Please note: This master’s thesis presentation will take place online.
Petar Basta, Master’s candidate
David R. Cheriton School of Computer Science
Supervisor: Professor Khuzaima Daudjee
While it is known that quantization of large language models (LLMs) reduces memory usage via lower-bit weights, studies quantifying the resulting impact on energy usage are scarce. We present the first holistic comparison of weight-only quantization strategies for LLM inference across varying input/output lengths and GPUs, highlighting differences in energy efficiency in addition to accuracy degradation and runtime. We study quantized inference on Llama 2 7B, Phi 3.5 Mini Instruct, and Qwen 2.5 7B across GLUE MNLI, MMLU, HumanEval, and GSM8K, evaluating 10 post-training quantization (PTQ) strategies on NVIDIA H100, A6000, A100, and L4 GPUs.

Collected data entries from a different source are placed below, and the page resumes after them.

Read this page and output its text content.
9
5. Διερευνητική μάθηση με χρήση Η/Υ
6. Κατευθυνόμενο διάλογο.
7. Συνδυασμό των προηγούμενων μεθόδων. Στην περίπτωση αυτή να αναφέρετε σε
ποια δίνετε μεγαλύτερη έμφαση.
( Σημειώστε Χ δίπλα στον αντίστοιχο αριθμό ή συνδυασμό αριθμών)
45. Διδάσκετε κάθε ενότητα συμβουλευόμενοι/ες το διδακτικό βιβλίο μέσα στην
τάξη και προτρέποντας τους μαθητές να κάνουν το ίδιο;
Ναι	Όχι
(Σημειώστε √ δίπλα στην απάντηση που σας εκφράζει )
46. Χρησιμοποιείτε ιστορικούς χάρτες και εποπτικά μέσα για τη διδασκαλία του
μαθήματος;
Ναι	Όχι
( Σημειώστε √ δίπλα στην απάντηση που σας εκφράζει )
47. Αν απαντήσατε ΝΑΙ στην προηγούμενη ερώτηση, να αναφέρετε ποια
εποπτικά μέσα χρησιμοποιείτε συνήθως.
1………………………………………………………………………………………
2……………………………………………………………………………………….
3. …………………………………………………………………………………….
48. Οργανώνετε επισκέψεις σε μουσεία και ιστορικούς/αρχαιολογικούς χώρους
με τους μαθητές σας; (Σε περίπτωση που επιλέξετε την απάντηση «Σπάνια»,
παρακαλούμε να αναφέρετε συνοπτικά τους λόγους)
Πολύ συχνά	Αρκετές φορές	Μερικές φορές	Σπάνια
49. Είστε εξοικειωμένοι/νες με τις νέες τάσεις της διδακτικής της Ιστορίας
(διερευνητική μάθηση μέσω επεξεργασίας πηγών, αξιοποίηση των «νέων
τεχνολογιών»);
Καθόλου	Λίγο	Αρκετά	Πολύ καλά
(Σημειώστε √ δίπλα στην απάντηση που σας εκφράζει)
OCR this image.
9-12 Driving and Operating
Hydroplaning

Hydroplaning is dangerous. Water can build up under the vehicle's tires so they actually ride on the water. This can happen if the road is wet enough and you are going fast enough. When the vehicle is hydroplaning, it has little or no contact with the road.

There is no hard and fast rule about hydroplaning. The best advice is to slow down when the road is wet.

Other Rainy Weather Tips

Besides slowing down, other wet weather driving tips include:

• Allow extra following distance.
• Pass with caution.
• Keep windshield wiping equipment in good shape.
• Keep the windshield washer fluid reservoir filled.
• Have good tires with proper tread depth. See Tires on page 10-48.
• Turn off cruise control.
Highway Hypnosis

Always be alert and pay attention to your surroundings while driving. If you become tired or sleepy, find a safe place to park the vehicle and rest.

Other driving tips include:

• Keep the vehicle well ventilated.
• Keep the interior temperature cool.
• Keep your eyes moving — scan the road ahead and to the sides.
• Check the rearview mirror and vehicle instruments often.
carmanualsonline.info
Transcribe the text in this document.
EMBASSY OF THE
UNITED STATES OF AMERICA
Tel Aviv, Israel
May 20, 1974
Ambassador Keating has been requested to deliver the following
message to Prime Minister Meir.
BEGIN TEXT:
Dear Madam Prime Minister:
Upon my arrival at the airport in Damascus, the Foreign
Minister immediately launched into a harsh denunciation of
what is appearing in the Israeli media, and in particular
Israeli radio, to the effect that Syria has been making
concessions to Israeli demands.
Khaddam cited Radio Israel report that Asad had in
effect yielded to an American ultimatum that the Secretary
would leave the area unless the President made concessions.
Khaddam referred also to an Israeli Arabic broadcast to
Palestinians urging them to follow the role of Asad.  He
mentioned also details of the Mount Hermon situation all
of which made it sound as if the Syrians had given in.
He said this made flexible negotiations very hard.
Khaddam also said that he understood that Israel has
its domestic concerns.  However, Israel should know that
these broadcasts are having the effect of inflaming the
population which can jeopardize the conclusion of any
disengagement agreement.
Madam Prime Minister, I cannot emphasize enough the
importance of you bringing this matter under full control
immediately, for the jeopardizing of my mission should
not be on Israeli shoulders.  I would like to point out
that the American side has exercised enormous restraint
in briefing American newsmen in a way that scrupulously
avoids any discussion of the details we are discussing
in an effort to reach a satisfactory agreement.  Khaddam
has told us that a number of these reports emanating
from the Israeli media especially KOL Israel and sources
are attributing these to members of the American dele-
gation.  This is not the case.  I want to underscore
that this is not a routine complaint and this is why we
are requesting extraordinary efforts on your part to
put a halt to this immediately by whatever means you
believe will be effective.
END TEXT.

We highlight four key findings. First, quantization techniques tend to exhibit peak energy efficiency relative to full-precision baselines when inputs are sufficiently long and outputs are short. Second, they become marginally more energy-efficient relative to full-precision models as batch sizes increase, though gains are modest. Third, fused-kernel implementations such as EETQ int8 and Bitsandbytes int8 offer the highest energy savings, up to 4× compared to FP32 on short text generation, with negligible accuracy loss. Lastly, energy usage closely tracks runtime on our evaluated benchmarks, indicating that in practice, latency optimization can serve as a reliable proxy for energy efficiency. We report on how quantization impacts energy consumption and suggest directions for strategically selecting energy-conscious quantization strategies.